Inspection of the Ministry of Transport increased controls in Spanish companies already last year. The results of these activities were alarming. It turned out that „letterboxes” established by Spanish carriers in Eastern Europe generated from 75 to 90 percent of turnover in Spain, carrying out domestic and international transport in its own backyard. This means that companies that have a fleet in Spanish territory, employing drivers on „eastern” conditions, operate and earn almost exclusively in their own country.

The activities of such companies in Spain are flourishing because the local posting regulations include employees who spend more than 8 days in Spain. In practice, therefore, they do not apply to transport, and if so, to a negligible extent. The Spanish industry associations have been demanding for years to change the interpretation of regulations and to settle the deadline of 8 days during the whole month.

According to the definition of the Spanish Labor Inspectorate, a 'mailbox’ company is one that has established a headquarters in a member state with lower employment costs in relation to the country in which it actually operates, thereby obtaining unlawfully the opportunity to reduce labor costs. The inspection also adds that such a company does not operate in the country of residence and uses the principle of fraud to post workers abroad so that it can pay lower wages and pay lower contributions for it.

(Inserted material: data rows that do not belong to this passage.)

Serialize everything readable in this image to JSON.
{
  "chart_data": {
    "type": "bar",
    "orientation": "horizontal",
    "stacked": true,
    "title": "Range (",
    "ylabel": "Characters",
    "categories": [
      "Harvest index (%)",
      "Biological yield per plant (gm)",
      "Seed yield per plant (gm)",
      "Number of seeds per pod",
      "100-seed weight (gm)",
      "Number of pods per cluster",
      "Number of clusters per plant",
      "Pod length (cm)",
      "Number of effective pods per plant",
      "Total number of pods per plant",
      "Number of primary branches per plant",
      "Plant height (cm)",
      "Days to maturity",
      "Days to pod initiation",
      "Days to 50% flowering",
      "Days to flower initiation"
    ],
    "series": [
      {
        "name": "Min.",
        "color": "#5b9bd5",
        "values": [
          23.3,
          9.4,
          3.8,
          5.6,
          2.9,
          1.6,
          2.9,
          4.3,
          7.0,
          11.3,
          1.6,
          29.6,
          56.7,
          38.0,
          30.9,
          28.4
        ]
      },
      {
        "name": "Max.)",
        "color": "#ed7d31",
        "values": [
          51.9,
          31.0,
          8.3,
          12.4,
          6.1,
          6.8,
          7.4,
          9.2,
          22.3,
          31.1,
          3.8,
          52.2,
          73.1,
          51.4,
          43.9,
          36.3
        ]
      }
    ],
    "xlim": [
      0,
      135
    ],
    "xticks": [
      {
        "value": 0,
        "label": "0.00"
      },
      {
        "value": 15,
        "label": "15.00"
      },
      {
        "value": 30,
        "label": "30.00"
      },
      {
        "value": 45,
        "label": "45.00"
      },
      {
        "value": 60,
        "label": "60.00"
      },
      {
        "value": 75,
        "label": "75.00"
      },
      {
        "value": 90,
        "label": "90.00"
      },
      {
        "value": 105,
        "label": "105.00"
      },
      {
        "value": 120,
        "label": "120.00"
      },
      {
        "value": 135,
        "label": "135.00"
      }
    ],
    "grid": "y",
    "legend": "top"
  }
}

Increased controls of letterbox companies

Letterbox companies are one of the biggest problems of the Spanish transport industry. Recently, various institutions have announced joining forces in the fight against dishonest practices of this type. The National Anti-Fraud Office, the Spanish Social Insurance Government, the local tax office and the Transport Inspection are to carry out coordinated actions and inspections at transport companies that have moved their headquarters outside of Spain.

Editor’s comment:

Letterbox companies are a plague not only for the Spanish transport industry but a serious problem of European transport. For the „social dumping” that Western politicians often accuse of Eastern carriers, in reality, there are, to a large extent, entrepreneurs from the countries of the old Union. They not only use employees but also break the law of their own country by establishing fictitious economic activities outside its borders, in order to actually conduct business in their own country. This phenomenon, although it is increasingly well documented by various industry organizations and scientific institutes, still seems to be ignored by major political forces in Western countries. Probably because it is an uncomfortable truth.